Dig into Kafka Assignment Algorithm
01 Nov 2019 | Kafka | ArchitectureAs I accidentally ran into the issues related to Kafka assignment algorithm when adding new consumers to a certain consumer group. I checked Kafka’s documentation and here logging my understandings here, hope to help other guys understand the algorithm and choose the right one for your application (or write your own).
Range (org.apache.kafka.clients.consumer.RangeAssignor)
Range partitioning works on a per-topic basis. For each topic, we lay out the available partitions in numeric order and the consumer threads in lexicographic order. We then divide the number of partitions by the total number of consumer streams (threads) to determine the number of partitions to assign to each consumer. If it does not evenly divide, then the first few consumers will have one extra partition.

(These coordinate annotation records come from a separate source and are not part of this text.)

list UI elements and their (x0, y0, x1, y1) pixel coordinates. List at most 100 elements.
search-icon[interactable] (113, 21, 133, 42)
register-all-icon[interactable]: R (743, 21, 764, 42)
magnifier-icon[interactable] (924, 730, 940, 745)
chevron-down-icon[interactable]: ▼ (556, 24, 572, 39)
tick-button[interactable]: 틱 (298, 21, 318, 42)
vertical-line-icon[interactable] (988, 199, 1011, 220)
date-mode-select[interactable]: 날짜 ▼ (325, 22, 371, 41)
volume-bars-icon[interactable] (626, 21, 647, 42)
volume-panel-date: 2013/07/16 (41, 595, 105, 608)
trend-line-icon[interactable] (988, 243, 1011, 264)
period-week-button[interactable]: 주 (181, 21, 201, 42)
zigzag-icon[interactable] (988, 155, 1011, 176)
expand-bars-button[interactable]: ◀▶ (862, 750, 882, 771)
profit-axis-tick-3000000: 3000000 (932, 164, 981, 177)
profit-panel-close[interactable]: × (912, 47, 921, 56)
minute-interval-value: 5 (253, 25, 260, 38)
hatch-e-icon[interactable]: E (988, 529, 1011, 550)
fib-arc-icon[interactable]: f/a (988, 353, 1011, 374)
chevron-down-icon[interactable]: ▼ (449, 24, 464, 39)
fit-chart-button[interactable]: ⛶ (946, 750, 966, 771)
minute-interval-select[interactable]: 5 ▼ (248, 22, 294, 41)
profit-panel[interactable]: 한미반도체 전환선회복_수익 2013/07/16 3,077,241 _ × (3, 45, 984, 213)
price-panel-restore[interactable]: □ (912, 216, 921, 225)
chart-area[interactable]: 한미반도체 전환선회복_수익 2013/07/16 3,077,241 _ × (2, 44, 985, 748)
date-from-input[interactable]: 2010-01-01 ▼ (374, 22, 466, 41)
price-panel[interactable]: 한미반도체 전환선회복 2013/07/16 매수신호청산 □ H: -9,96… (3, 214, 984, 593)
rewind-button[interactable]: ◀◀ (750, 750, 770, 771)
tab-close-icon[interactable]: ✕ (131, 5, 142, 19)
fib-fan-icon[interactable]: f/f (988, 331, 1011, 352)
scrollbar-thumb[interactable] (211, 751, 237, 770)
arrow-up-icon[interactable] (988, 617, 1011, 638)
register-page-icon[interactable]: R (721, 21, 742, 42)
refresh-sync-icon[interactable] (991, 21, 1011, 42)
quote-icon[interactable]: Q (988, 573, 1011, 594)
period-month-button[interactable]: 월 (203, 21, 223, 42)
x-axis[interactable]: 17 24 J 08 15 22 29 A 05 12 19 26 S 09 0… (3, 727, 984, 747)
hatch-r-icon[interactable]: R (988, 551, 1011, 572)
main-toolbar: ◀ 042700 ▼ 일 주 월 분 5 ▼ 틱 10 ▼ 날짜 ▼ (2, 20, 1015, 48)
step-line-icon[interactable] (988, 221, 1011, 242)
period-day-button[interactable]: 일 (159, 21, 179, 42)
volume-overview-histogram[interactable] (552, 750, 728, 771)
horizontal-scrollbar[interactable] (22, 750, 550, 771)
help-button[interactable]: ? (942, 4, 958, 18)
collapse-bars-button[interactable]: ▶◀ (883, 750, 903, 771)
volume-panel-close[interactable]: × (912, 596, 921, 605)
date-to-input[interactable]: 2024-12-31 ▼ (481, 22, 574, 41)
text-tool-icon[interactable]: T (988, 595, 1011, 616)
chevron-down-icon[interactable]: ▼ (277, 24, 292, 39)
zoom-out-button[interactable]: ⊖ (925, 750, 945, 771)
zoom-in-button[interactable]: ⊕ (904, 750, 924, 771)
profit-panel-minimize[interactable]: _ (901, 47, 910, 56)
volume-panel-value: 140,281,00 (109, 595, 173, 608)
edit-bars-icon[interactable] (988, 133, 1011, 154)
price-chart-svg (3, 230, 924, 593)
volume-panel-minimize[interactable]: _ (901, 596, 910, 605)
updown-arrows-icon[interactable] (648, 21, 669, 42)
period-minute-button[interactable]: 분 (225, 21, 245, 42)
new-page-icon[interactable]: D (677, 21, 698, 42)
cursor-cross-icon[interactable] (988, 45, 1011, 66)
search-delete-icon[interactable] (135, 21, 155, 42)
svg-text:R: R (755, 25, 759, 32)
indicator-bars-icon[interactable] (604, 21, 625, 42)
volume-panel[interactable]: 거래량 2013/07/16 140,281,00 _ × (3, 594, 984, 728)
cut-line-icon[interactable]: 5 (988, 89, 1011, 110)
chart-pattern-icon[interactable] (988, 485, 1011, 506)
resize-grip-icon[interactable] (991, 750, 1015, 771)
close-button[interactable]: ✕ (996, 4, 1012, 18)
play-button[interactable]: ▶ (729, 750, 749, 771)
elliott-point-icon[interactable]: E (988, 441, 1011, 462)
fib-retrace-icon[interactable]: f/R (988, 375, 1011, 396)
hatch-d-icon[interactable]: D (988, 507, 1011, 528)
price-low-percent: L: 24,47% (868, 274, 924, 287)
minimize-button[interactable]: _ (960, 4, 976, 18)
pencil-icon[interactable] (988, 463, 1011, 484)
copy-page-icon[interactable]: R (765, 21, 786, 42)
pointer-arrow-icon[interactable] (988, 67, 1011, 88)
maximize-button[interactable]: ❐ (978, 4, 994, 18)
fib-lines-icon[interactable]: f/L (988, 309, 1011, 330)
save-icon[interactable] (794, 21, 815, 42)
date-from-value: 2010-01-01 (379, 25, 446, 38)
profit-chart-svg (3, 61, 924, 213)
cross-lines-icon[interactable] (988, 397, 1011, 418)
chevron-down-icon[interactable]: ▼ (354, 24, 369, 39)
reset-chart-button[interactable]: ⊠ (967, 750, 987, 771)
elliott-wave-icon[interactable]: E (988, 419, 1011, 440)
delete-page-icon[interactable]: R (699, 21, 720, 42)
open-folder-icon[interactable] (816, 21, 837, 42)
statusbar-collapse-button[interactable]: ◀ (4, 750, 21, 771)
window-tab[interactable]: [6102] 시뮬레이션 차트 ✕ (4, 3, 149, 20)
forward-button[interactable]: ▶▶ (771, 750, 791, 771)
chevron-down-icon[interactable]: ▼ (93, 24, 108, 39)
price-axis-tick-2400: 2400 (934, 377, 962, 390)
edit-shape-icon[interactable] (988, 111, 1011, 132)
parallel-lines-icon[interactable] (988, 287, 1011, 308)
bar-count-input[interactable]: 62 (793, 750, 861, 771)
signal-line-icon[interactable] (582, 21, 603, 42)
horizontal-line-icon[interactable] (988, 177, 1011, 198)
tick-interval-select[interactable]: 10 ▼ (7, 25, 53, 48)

Say, there’s 3 consumers named C0, C1, C2, and 3 topics T0, T1, T2 each is devided into 4 partitions P0, P1, P2, P3. As the Range works on per-topic basis, the distribution is shown here:
Round Robin (org.apache.kafka.clients.consumer.RoundRobinAssignor)
The roundrobin assignor lays out all the available partitions and all the available consumers. It then proceeds to do a roundrobin assignment from partition to consumer. If the subscriptions of all consumer instances are identical, then the partitions will be uniformly distributed. (i.e., the partition ownership counts will be within a delta of exactly one across all consumers.) For example, suppose there are two consumers C0 and C1, two topics t0 and t1, and each topic has 3 partitions, resulting in partitions t0p0, t0p1, t0p2, t1p0, t1p1, and t1p2. The assignment will be: C0: [t0p0, t0p2, t1p1] C1: [t0p1, t1p0, t1p2]
With round-robin assigner, partitions among different topics will be more evenly distributed to consumers for the former use case. I’ve seen somewhere in kafka document:
[…] we lay out the available partitions in numeric order and the consumer threads in lexicographic order […]
But to be more detailed, kafka sort the consumer threads hashed to help the ordering more even.